War Story

Mel Lee In Canadian Air Force uniform, age 25

My father usually refused to talk about the war. But once, over a cup of late-night tea, he did tell me one war story. He spent the first years of World War II in Canada, a clerk in the RCAF offices in Halifax. There’s a picture of him in uniform, brandishing a rifle, the Halifax harbour behind him. Then he was moved to England where he again worked at a desk. There’s a picture of him on a golf course in Ireland. Then, as the war was ending, my father was sent to Germany with the occupation forces. He found himself with the liberation army at the gates of Bergen-Belsen.* It was at that point, as the allies won and World War II was over, that my father’s war began.

He would never say what it was, specifically, that caused it to happen. Perhaps he looked too long into eyes glazed with hunger and shadowed with pain, eyes belonging to men and women who looked a hundred years old, ‘though they were in their twenties. Perhaps he could not stop staring at the piles of dead bodies, the bones and skulls, or perhaps he was required to record the numbers, the unfathomable numbers. Perhaps he could not bear the smiles of survivors who welcomed their deliverers in silence. He would never say what it was, but something that day, in that place, made my father’s mind stop. It stopped and could not go beyond the horror and the fear.

The fear put him on a psychiatric ward in a German hospital. He was afraid to leave it, afraid even to go for a walk beyond the grounds. One day a nurse came with some clothes and told him to get dressed. Thinking they were taking him for a walk in the hospital gardens, he complied. The nurse returned and escorted him out to the front gate. She locked it behind him and, without a word, left him there.

The familiar panic attack was immediate, but this time something else rang in my father’s mind. In the midst of his fear he became overwhelmed with the need to find a church. So he started walking. He found one of the huge gothic cathedrals so common in Europe. Though part of it had been destroyed by bombs, he stepped inside and sat down. Above the altar, high stained-glass windows glowed with light. As he stared, they began to move. My dad said he did not know how long he sat there watching, but the entire life of Christ flowed by before him, as though on a movie screen. When it was over, my father was no longer afraid. He returned to the hospital and told them it was time for him to go home.

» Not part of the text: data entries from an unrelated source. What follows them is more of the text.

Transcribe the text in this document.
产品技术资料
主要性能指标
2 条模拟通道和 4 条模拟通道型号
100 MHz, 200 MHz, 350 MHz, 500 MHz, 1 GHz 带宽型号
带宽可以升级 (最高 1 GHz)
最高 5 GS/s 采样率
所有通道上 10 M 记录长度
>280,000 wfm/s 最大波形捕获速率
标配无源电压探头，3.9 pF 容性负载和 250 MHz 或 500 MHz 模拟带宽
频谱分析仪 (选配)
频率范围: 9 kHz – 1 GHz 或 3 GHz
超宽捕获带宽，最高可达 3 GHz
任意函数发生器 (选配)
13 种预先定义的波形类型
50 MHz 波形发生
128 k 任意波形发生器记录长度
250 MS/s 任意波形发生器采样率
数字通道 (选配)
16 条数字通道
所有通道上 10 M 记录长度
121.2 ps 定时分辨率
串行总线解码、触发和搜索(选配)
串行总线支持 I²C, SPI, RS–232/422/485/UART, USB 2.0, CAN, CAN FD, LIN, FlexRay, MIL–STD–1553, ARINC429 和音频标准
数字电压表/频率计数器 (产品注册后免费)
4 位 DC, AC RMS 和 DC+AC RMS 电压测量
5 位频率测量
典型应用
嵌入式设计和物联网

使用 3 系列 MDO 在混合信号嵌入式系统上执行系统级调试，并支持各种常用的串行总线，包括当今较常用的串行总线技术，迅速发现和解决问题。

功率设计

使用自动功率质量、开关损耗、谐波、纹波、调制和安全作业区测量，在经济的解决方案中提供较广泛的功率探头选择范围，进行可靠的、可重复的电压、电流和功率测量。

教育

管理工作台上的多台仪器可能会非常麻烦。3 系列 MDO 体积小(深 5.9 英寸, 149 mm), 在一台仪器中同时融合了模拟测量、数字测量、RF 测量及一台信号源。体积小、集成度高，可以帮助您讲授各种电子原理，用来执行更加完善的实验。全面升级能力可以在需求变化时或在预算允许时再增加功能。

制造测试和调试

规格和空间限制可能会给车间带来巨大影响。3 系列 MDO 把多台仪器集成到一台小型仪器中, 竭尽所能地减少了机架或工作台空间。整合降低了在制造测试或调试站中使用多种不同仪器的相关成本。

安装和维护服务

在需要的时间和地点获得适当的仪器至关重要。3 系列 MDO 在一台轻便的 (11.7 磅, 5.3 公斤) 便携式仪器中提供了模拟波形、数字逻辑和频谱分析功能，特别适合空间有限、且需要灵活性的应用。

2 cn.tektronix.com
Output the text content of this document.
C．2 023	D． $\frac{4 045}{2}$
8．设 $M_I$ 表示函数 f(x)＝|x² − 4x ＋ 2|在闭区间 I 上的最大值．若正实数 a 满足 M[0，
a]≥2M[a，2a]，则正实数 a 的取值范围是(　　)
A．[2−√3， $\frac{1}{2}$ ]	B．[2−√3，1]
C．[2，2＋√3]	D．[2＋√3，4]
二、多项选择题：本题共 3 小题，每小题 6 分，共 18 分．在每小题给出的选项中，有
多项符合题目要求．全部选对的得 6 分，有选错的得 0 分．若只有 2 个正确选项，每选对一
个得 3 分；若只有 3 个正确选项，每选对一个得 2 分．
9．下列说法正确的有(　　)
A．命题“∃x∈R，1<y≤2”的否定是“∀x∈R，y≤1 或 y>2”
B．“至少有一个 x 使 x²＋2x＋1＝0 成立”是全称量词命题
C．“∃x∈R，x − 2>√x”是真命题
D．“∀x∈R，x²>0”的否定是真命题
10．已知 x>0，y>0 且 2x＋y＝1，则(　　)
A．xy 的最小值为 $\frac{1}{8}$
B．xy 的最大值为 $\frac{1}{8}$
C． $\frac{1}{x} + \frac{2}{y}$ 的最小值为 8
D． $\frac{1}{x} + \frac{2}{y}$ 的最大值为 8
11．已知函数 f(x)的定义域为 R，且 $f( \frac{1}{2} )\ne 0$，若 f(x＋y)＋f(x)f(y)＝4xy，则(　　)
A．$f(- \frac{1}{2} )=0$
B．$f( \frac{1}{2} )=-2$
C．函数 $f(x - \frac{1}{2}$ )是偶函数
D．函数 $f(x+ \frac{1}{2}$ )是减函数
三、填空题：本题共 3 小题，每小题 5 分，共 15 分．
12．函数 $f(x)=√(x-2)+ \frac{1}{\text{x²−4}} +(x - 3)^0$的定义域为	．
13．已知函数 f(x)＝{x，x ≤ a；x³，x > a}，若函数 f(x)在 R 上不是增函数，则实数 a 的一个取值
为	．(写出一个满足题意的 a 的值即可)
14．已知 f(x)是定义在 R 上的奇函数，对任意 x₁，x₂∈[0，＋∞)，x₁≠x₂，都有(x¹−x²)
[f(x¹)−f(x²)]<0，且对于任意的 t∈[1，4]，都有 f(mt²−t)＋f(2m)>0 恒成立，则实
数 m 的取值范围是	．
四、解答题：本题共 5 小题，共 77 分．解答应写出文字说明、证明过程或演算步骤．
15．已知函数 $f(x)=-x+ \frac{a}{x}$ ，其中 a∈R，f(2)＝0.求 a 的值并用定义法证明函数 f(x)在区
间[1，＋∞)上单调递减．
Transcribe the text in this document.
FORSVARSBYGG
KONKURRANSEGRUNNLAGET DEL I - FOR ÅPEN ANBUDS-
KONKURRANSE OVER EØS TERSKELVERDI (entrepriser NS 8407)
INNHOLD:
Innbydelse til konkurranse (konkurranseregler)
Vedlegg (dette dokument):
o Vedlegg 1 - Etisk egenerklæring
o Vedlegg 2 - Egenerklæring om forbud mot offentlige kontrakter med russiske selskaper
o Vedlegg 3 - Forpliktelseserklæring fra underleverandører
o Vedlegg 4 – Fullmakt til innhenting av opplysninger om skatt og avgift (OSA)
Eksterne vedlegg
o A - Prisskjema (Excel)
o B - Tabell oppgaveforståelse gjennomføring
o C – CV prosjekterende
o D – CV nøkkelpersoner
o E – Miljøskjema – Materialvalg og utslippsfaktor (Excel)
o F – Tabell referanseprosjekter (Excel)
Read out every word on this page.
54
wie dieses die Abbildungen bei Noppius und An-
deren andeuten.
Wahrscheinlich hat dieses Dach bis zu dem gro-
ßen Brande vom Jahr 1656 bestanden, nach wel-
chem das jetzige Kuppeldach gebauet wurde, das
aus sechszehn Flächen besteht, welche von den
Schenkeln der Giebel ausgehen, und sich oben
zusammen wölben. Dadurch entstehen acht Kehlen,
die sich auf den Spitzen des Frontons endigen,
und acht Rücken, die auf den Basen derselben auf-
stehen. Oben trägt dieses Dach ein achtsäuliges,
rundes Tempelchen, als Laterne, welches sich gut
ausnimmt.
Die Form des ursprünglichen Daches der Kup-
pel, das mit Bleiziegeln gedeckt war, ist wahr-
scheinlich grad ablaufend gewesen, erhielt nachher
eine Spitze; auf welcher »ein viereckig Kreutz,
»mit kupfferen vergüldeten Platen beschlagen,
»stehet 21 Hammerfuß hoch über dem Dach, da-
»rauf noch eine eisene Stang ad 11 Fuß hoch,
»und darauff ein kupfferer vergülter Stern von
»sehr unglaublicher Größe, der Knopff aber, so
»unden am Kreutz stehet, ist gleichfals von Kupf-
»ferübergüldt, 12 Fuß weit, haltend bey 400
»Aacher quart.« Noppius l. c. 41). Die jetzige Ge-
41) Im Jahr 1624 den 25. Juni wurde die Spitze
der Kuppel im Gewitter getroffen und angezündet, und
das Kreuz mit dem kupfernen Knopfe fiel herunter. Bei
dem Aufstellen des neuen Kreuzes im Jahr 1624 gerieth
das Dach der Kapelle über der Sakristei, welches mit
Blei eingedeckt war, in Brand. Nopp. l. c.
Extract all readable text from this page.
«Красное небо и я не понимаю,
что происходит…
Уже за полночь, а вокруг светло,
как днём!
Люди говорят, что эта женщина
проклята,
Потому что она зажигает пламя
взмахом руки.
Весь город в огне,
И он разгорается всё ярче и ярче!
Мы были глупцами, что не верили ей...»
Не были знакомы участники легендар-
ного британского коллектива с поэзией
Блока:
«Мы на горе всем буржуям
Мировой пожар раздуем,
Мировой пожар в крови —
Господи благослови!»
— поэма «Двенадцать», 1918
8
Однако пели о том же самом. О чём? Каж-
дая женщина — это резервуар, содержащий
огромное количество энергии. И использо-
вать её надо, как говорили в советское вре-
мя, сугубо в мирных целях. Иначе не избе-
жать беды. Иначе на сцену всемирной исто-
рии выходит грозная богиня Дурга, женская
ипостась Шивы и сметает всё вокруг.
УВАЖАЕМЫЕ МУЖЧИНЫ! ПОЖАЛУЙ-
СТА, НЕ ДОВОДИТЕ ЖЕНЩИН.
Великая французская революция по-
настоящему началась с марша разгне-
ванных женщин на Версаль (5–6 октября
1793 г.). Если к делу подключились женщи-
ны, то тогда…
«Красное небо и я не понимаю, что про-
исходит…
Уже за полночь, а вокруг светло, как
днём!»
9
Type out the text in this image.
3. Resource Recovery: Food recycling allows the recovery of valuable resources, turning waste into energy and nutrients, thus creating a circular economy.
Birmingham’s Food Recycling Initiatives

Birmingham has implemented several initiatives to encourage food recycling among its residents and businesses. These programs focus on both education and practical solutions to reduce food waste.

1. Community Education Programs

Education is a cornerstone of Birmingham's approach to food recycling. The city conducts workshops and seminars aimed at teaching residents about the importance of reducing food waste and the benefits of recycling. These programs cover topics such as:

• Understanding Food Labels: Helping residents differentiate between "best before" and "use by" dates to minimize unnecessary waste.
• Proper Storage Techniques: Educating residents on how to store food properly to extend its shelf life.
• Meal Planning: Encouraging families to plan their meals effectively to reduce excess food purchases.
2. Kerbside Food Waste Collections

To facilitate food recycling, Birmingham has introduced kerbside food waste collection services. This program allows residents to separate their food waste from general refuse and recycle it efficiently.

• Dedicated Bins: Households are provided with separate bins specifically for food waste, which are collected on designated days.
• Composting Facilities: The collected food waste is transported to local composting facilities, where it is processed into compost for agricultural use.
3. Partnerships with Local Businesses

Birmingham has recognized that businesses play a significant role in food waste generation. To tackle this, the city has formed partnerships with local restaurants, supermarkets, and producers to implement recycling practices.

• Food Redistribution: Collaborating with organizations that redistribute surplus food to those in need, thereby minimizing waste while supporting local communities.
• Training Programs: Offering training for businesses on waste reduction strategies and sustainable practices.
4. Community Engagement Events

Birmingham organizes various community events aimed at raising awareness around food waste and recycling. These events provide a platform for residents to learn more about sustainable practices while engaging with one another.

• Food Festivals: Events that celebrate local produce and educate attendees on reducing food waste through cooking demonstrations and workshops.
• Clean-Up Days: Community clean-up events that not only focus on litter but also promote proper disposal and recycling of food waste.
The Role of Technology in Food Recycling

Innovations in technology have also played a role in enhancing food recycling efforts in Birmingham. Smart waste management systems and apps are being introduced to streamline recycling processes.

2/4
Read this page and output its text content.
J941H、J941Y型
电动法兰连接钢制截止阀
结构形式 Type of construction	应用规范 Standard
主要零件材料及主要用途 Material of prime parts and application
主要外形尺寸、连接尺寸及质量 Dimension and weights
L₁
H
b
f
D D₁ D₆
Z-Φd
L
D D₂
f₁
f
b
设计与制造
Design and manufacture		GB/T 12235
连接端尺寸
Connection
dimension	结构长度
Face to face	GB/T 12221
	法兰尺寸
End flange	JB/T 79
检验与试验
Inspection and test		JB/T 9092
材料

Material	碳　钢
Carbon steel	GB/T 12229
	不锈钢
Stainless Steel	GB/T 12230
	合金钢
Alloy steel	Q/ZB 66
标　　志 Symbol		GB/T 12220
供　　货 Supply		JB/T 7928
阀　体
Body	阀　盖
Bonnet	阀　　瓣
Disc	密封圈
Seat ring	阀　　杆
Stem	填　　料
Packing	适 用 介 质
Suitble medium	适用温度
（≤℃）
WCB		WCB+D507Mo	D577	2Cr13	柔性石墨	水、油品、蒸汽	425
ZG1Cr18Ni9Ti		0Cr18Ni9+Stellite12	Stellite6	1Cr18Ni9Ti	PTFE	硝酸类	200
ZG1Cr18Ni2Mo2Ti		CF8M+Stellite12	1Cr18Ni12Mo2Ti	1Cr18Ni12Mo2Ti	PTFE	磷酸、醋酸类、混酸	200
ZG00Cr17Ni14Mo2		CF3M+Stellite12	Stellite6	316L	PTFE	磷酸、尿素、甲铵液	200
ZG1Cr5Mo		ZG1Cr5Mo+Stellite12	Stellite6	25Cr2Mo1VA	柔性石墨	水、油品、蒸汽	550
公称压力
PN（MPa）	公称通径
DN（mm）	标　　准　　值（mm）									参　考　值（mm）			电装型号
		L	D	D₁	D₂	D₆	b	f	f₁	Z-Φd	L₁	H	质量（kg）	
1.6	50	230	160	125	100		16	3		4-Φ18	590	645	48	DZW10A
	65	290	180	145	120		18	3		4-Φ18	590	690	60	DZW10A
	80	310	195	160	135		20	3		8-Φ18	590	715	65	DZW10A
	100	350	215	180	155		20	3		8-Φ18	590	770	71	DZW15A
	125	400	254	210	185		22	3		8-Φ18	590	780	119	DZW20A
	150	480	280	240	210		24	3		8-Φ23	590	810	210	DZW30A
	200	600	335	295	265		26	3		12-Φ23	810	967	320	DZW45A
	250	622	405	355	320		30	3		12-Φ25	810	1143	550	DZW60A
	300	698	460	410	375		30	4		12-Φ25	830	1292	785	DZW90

My father’s war story is about a miracle, an event that healed his mind and his soul. In the midst of horror and fear, God was there. Isaiah said it well – “Surely God is my salvation; I will trust and not be afraid. The Lord, the Lord is my strength and my song; he has become my salvation” (Isaiah 12:2).

*April 15th, 2015 will be the 70th anniversary of the liberation of Bergen Belsen. My play about my father’s experience, A Pattern in Blue will be part of the Budding Playwrights Festival in Rosebud Alberta in May.

2 thoughts on “War Story

  1. Lorrie November 11, 2014 / 5:31 pm

    An amazing story of God`s healing, Marcia.

  2. sharonespeseth November 15, 2014 / 2:10 pm

    What an amazing story, Marcia! I felt fear for your father when the nurse walked him through the gate and left him there. I physically felt the miracle of it right in my heart. Our God is mighty to save. Congratulations on making this into a play and finding a place for performance. This story has such a wonderful message.